One reader who described himself as an avid Apple user and the owner of a software development company says, "Myself, my company, and my customers will boycott Apple products, for as long as Apple refuses to compete in the marketplace."

"This boycott will begin immediately, as we are purchasing a notebook computer in the immediate future. I will now buy a Pentium clone from a name-brand PC manufacturer instead...I no longer feel comfortable purchasing Apple products due to their fear of competition in these critical areas," he said.

Other users are taking a more practical approach while they express their dismay. One of Power Computing's larger customers, the Academy of Arts College in San Francisco, owns more than 200 Power Computing machines. It says that, although the Academy will stick with Macintoshes because they are designed essentially for desktop publishing and multimedia production, it will lose its preferred supplier of Macs.

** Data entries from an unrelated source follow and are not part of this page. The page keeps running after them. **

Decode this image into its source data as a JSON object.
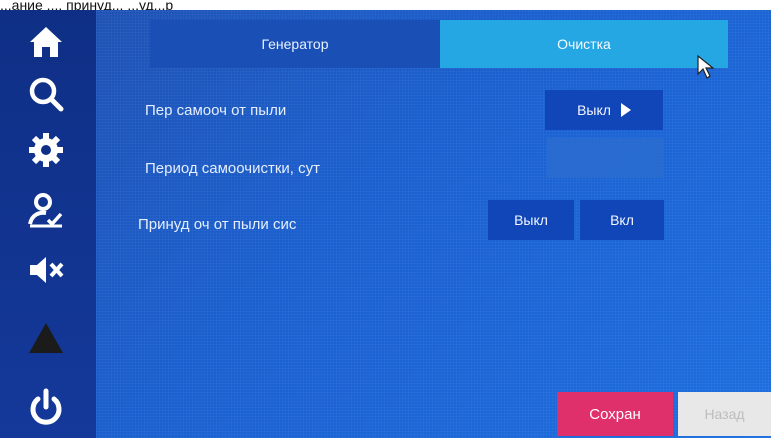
{
  "top_caption": "...ание ..., принуд... ...уд...р",
  "sidebar": {
    "items": [
      {
        "icon": "home-icon"
      },
      {
        "icon": "search-icon"
      },
      {
        "icon": "gear-icon"
      },
      {
        "icon": "user-check-icon"
      },
      {
        "icon": "mute-icon"
      },
      {
        "icon": "warning-icon"
      },
      {
        "icon": "power-icon"
      }
    ]
  },
  "tabs": [
    {
      "label": "Генератор",
      "active": false
    },
    {
      "label": "Очистка",
      "active": true
    }
  ],
  "settings": {
    "row1_label": "Пер самооч от пыли",
    "row1_value": "Выкл",
    "row2_label": "Период самоочистки, сут",
    "row2_value": "",
    "row3_label": "Принуд оч от пыли сис",
    "row3_off": "Выкл",
    "row3_on": "Вкл"
  },
  "footer": {
    "save": "Сохран",
    "back": "Назад"
  },
  "colors": {
    "screen_bg": "#1a5fcf",
    "sidebar_bg": "#0f2f86",
    "active_tab": "#25a7e3",
    "button": "#1046b8",
    "save": "#e0306b"
  }
}
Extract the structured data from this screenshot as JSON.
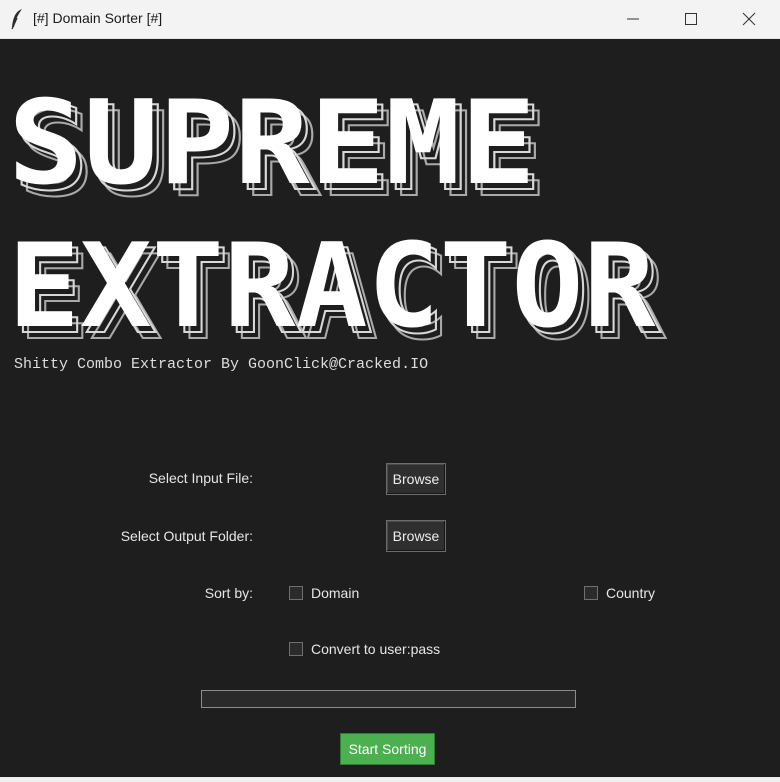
{
  "window": {
    "title": "[#] Domain Sorter [#]"
  },
  "banner": {
    "line1": "SUPREME",
    "line2": "EXTRACTOR",
    "subtitle": "Shitty Combo Extractor By GoonClick@Cracked.IO"
  },
  "form": {
    "input_file_label": "Select Input File:",
    "output_folder_label": "Select Output Folder:",
    "browse_label": "Browse",
    "sort_by_label": "Sort by:",
    "options": {
      "domain": {
        "label": "Domain",
        "checked": false
      },
      "country": {
        "label": "Country",
        "checked": false
      },
      "convert": {
        "label": "Convert to user:pass",
        "checked": false
      }
    }
  },
  "progress": {
    "value": 0
  },
  "actions": {
    "start_label": "Start Sorting"
  },
  "colors": {
    "background": "#1e1e1e",
    "start_button": "#4caf50",
    "text": "#e6e6e6"
  },
  "icons": {
    "app": "feather-icon",
    "minimize": "minimize-icon",
    "maximize": "maximize-icon",
    "close": "close-icon"
  }
}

"It's been a no-brainer in the past with Power...It's who can deliver on time at the right price. In the past, that hasn't been Apple," says Jan Simon, lab supervisor at the Academy.

Apple's executives dispute the notion that clone companies were driving innovations in the Mac market, and insist that Apple can move the platform forward rapidly while pricing systems reasonably.

"I can tell you that all of the innovations you have heard about either come from Apple or exist within Apple...We've learned some lessons through the licensing program and we've improved the way we do business through that. You can expect faster and better systems," said Guerrino De Luca, vice president of marketing for Apple at this week's press conference.

"We expect to be able to prove to people that intend to buy a Mac that buying from Apple is the safest choice you can make," he added.

Apple CFO Fred Anderson, in a press conference following the Power Computing deal, said he believes that "a significant number of customers will return to Apple." Apple got Power Computing's database of customers and may be counting on customers who are ferociously loyal users of the Macintosh operating system to buy again from Apple. Recent research from Computer Intelligence showed four in five Apple Macintosh users who purchased a computer in 1996 bought another Macintosh.

A reader with a large Toronto, Canada, medical institute who purchases Mac systems agrees with Apple's reasoning on the buyout of Power Computing's OS license.

"Licensing, by its very nature, is difficult to control. Apple may walk away from this with some irate [ex-]customers but it has wrested back control," says Dr. Jim Woodgett. Woodgett notes that his office now has over 50 Mac systems as well as Windows NT and Unix systems.

Still, Apple may have underestimated the reaction to the deal. Eliminating Power Computing as a competitor may appear from company insiders to be a move that will shore up sales, but with loyalty shaken among hard-core users, the company may face a backlash.

"Apple thinks people will flock to them. Most likely, in the near term revenue will stay away from Apple while people continue to buy systems from Power Computing until they are gone," said one financial analyst.